For Rubio, though, something else is happening. “Rubio has an even bigger challenge,” said Castellanos. “Jeb Bush is beer, and Rubio is lite beer. [Bush] has a more mature brand in his category. Many voters see Rubio, charismatic as he is, as Jeb Bush without the experience. In NASCAR terms, Rubio is drafting behind Jeb’s car and only has a chance if Jeb’s car hits the wall and clears the way ahead, so voters can pay attention to him.”

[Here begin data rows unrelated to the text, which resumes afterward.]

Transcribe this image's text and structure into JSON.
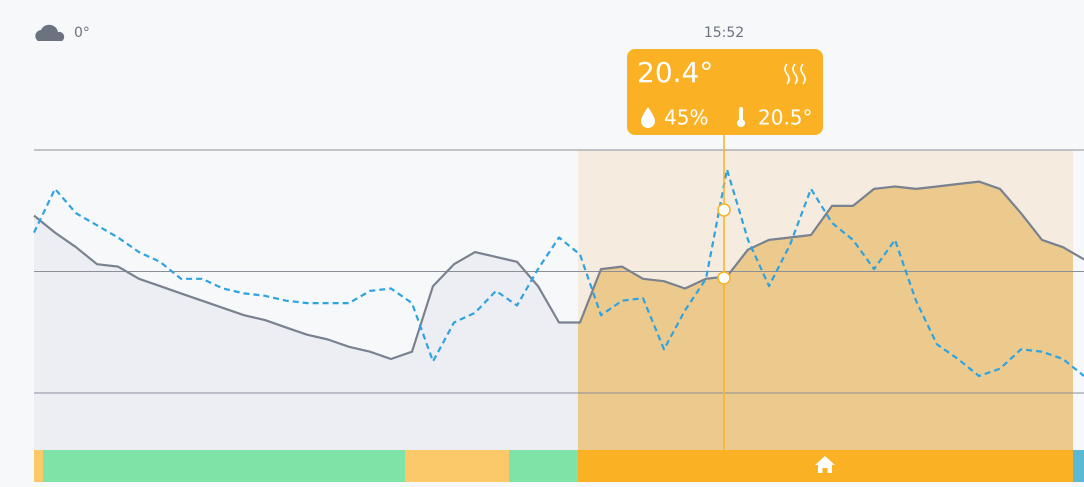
{
  "weather": {
    "temperature": "0°"
  },
  "cursor": {
    "time": "15:52",
    "temperature": "20.4°",
    "humidity": "45%",
    "setpoint": "20.5°"
  },
  "chart_data": {
    "type": "line",
    "ylim": [
      0,
      100
    ],
    "yticks": [
      0,
      50,
      100
    ],
    "grid": true,
    "series": [
      {
        "color": "#7a8290",
        "dash": false,
        "values": [
          73,
          66,
          60,
          53,
          52,
          47,
          44,
          41,
          38,
          35,
          32,
          30,
          27,
          24,
          22,
          19,
          17,
          14,
          17,
          44,
          53,
          58,
          56,
          54,
          44,
          29,
          29,
          51,
          52,
          47,
          46,
          43,
          47,
          48,
          59,
          63,
          64,
          65,
          77,
          77,
          84,
          85,
          84,
          85,
          86,
          87,
          84,
          74,
          63,
          60,
          55
        ]
      },
      {
        "color": "#2ea3e0",
        "dash": true,
        "values": [
          66,
          84,
          74,
          69,
          64,
          58,
          54,
          47,
          47,
          43,
          41,
          40,
          38,
          37,
          37,
          37,
          42,
          43,
          37,
          13,
          29,
          33,
          42,
          36,
          51,
          64,
          57,
          32,
          38,
          39,
          18,
          34,
          47,
          92,
          63,
          44,
          61,
          84,
          70,
          63,
          51,
          63,
          38,
          20,
          14,
          7,
          10,
          18,
          17,
          14,
          7
        ]
      }
    ]
  }
}
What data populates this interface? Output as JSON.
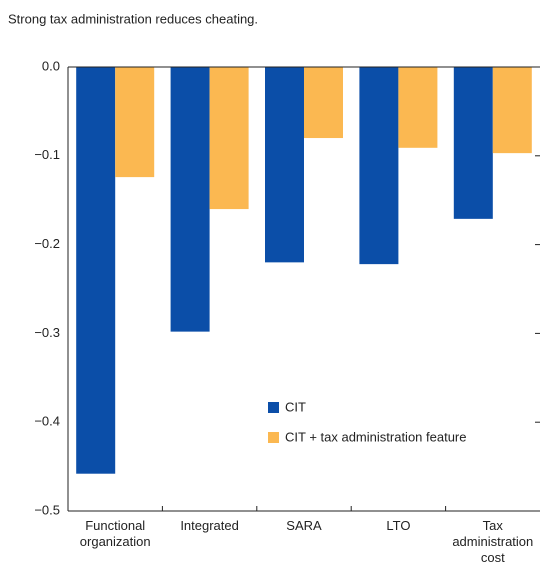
{
  "chart_data": {
    "type": "bar",
    "title": "Strong tax administration reduces cheating.",
    "categories": [
      "Functional organization",
      "Integrated",
      "SARA",
      "LTO",
      "Tax administration cost"
    ],
    "series": [
      {
        "name": "CIT",
        "color": "#0b4ea8",
        "values": [
          -0.458,
          -0.298,
          -0.22,
          -0.222,
          -0.171
        ]
      },
      {
        "name": "CIT + tax administration feature",
        "color": "#fbb851",
        "values": [
          -0.124,
          -0.16,
          -0.08,
          -0.091,
          -0.097
        ]
      }
    ],
    "ylim": [
      -0.5,
      0
    ],
    "yticks": [
      {
        "value": 0,
        "label": "0.0"
      },
      {
        "value": -0.1,
        "label": "−0.1"
      },
      {
        "value": -0.2,
        "label": "−0.2"
      },
      {
        "value": -0.3,
        "label": "−0.3"
      },
      {
        "value": -0.4,
        "label": "−0.4"
      },
      {
        "value": -0.5,
        "label": "−0.5"
      }
    ]
  }
}
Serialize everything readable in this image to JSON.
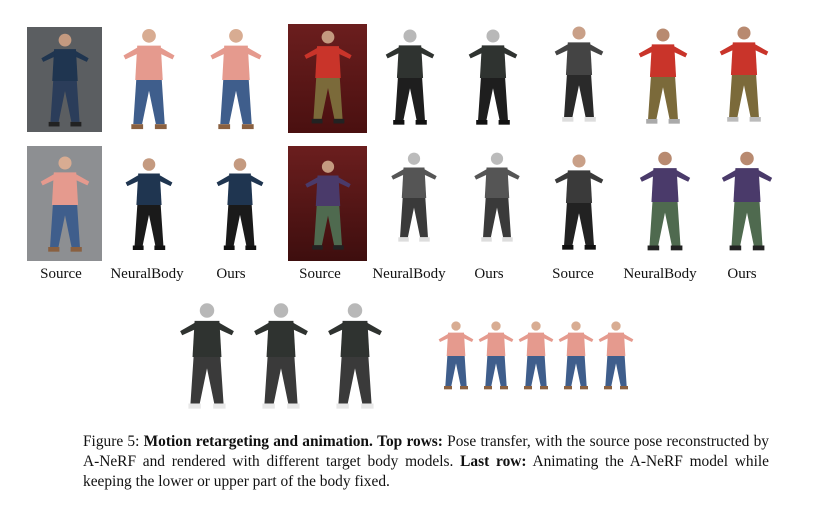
{
  "column_labels": [
    "Source",
    "NeuralBody",
    "Ours",
    "Source",
    "NeuralBody",
    "Ours",
    "Source",
    "NeuralBody",
    "Ours"
  ],
  "caption": {
    "figure_label": "Figure 5:",
    "title": "Motion retargeting and animation.",
    "part1_label": "Top rows:",
    "part1_text": "Pose transfer, with the source pose reconstructed by A-NeRF and rendered with different target body models.",
    "part2_label": "Last row:",
    "part2_text": "Animating the A-NeRF model while keeping the lower or upper part of the body fixed."
  },
  "colors": {
    "pink_sweater": "#e59a8e",
    "jeans": "#3f5e8c",
    "striped": "#1f3550",
    "red_shirt": "#c9342a",
    "dark_suit": "#2a2a2a",
    "purple_shirt": "#4a3a6a",
    "red_room": "#7a1a1a",
    "pavement": "#8d8f92"
  }
}
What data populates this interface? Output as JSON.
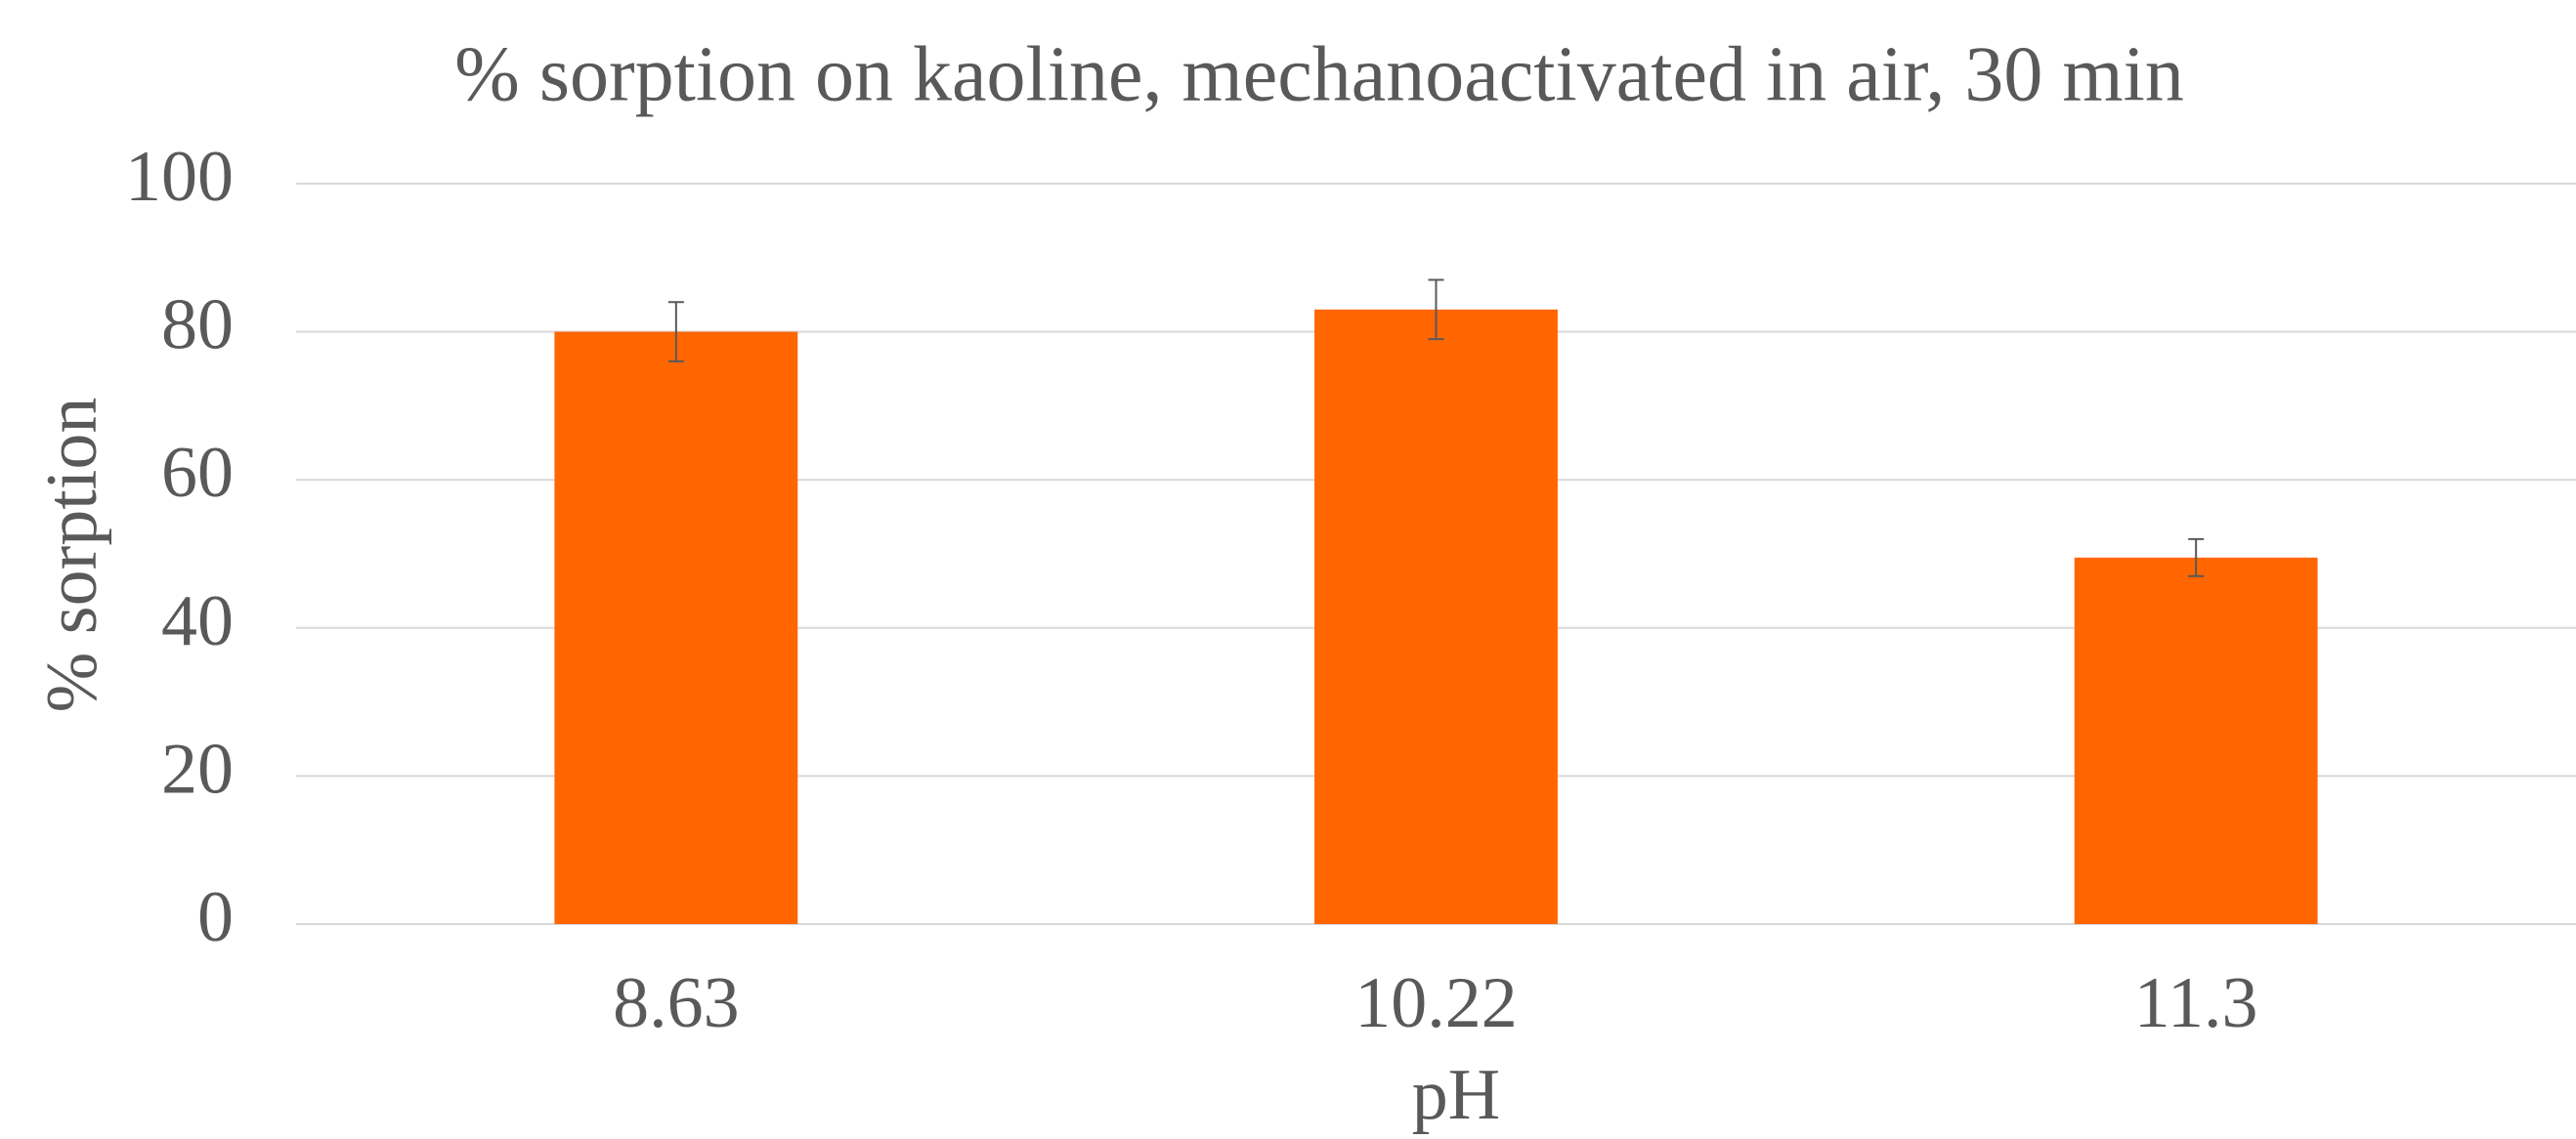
{
  "chart_data": {
    "type": "bar",
    "title": "% sorption on kaoline, mechanoactivated in air, 30 min",
    "x_label": "pH",
    "y_label": "% sorption",
    "categories": [
      "8.63",
      "10.22",
      "11.3"
    ],
    "values": [
      80,
      83,
      49.5
    ],
    "errors": [
      4,
      4,
      2.5
    ],
    "color": "#ff6600",
    "error_color": "#595959",
    "ylim": [
      0,
      100
    ],
    "yticks": [
      0,
      20,
      40,
      60,
      80,
      100
    ],
    "grid": true
  }
}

I have assumed from the start that Rubio’s candidacy made no sense, especially when Bush was already going to be taking up the space that Rubio wants to occupy. This interpretation supports my view that Rubio isn’t likely to be competitive in the primaries next year and was never going to be so long as Bush was also in the race. The reason why many voters would see Rubio as “Bush without the experience” is that their domestic policy views are very similar, their political careers in Florida were closely linked, and their rhetoric on immigration and foreign policy has been virtually indistinguishable in the past. To the extent that Rubio has separated himself from Bush in these areas, he has done so by running away from his previous position on immigration and by emphasizing his hard-line foreign policy views. In the process, he has made himself seem both more opportunistic and more ideological than Bush, and that doesn’t appear to be winning him much support. The question to ask about Rubio’s candidacy isn’t, “What happened to him?” but rather “why did he decide to run at all?”